Einsele: Durchaus. Aber man muss es für die Hersteller wieder attraktiver gestalten, auch wenn die Medikamente dadurch etwas teurer werden. In der Pädiatrie, also der Kinderheilkunde, hat man dies vor einigen Wochen ja bereits gemacht und die Preise erhöht. Damit wurde die Produktion der benötigten Arzneimittel in Europa bzw. in Deutschland wieder interessanter.

Sind eigentlich bestimmte Krebsarten von den Engpässen besonders betroffen?

Einsele: In den letzten ein bis zwei Jahren waren bestimmte etablierte Medikamente für die Leukämie-Behandlung nicht mehr verfügbar, andere betrafen die Behandlung von Lymphknoten-, Lungen- oder Bauspeicheldrüsenkrebs. Betroffen von Ausfällen sind immer wieder andere Medikamente, das wechselt.

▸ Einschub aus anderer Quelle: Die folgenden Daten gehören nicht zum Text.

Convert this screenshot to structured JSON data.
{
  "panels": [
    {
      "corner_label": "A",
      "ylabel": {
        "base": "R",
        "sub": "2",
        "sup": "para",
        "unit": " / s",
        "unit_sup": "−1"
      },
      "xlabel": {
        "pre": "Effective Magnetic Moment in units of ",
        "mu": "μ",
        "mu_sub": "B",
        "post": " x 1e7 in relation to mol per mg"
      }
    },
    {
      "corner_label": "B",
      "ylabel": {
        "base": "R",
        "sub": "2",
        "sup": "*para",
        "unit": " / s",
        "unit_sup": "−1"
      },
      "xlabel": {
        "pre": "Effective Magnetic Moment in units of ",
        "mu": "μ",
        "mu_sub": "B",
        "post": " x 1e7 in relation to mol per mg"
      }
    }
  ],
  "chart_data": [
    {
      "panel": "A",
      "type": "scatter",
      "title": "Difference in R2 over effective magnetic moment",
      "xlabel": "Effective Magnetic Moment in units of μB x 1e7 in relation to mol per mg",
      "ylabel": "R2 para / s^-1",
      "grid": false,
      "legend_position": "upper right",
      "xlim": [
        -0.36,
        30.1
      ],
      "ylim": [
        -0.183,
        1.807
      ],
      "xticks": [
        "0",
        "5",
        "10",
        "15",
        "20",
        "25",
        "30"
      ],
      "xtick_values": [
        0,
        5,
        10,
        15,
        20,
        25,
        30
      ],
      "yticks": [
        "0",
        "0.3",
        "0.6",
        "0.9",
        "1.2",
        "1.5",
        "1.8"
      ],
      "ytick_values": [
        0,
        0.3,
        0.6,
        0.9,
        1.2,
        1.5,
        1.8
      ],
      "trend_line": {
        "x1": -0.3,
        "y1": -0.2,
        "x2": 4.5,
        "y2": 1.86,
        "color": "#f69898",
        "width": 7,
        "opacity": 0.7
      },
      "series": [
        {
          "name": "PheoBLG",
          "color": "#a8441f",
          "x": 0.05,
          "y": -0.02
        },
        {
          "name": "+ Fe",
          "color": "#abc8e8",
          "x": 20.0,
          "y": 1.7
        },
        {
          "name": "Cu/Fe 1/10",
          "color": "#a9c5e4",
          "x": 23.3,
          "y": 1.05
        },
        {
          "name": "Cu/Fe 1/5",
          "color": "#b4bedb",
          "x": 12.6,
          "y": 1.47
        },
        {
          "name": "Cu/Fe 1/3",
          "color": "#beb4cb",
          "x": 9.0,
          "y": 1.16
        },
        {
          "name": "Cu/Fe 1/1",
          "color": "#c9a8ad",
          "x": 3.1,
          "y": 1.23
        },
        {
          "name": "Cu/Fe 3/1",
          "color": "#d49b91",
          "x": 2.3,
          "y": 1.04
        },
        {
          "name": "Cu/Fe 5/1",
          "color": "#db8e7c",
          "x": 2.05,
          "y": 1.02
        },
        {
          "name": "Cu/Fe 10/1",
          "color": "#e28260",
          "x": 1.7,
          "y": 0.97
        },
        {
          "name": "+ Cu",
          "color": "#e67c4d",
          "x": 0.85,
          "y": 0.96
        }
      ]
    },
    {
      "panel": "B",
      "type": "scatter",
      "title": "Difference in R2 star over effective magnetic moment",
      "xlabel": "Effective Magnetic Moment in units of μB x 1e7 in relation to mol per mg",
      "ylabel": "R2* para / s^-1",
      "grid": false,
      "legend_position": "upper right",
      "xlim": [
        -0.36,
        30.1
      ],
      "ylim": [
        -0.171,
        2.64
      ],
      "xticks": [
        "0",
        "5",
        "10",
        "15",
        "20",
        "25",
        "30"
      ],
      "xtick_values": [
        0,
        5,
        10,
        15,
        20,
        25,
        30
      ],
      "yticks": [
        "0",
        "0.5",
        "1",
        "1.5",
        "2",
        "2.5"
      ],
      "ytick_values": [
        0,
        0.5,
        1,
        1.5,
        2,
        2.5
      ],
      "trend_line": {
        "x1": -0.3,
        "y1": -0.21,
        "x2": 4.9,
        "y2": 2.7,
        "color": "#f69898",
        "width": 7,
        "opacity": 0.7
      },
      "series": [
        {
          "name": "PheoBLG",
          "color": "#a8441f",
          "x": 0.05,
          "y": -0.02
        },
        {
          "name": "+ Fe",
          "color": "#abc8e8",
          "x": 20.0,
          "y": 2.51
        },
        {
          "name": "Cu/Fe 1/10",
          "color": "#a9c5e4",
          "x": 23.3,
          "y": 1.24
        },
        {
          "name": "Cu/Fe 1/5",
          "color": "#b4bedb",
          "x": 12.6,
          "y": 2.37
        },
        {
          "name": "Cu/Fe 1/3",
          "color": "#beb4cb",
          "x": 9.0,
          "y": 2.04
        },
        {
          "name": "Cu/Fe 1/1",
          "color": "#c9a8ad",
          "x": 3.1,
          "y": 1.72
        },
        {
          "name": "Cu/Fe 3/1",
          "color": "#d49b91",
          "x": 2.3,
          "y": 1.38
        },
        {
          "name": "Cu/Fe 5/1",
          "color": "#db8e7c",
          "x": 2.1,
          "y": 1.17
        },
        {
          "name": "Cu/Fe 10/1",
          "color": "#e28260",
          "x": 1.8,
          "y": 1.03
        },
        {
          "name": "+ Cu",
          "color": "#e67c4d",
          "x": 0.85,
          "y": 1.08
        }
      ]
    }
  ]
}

Handelt es sich um ein deutsches Problem?

Einsele: Nein, andere europäische Länder sind da genau so betroffen.

Wie geht es Ärztinnen und Ärzte, wenn sie ihre Patienten nicht mehr so behandeln können, wie es aus medizinischer Sicht geboten wäre?

Einsele: Das ist frustrierend. Man fühlt sich ja irgendwo verantwortlich für seine Patienten und ist bedrückt, dass so etwas in Deutschland passiert: Dass Medikamente, auf die der Patient gut eingestellt ist und über deren Notwendigkeit man zuvor aufgeklärt hat, plötzlich nicht mehr zur Verfügung stehen. So wie bei Cotrimoxazol – ein Antibiotikum, das viele unserer Patienten einnehmen. Es war in den Apotheken nicht mehr zu bekommen und die Patienten haben alle verzweifelt bei uns angerufen. Das hat sie verunsichert und die Ärzte frustriert.

Geht so etwas auch ans Arzt-Patienten-Verhältnis?

Einsele: Die Patienten haben schon verstanden, dass wir als Ärzte nicht für die Situation verantwortlich sind.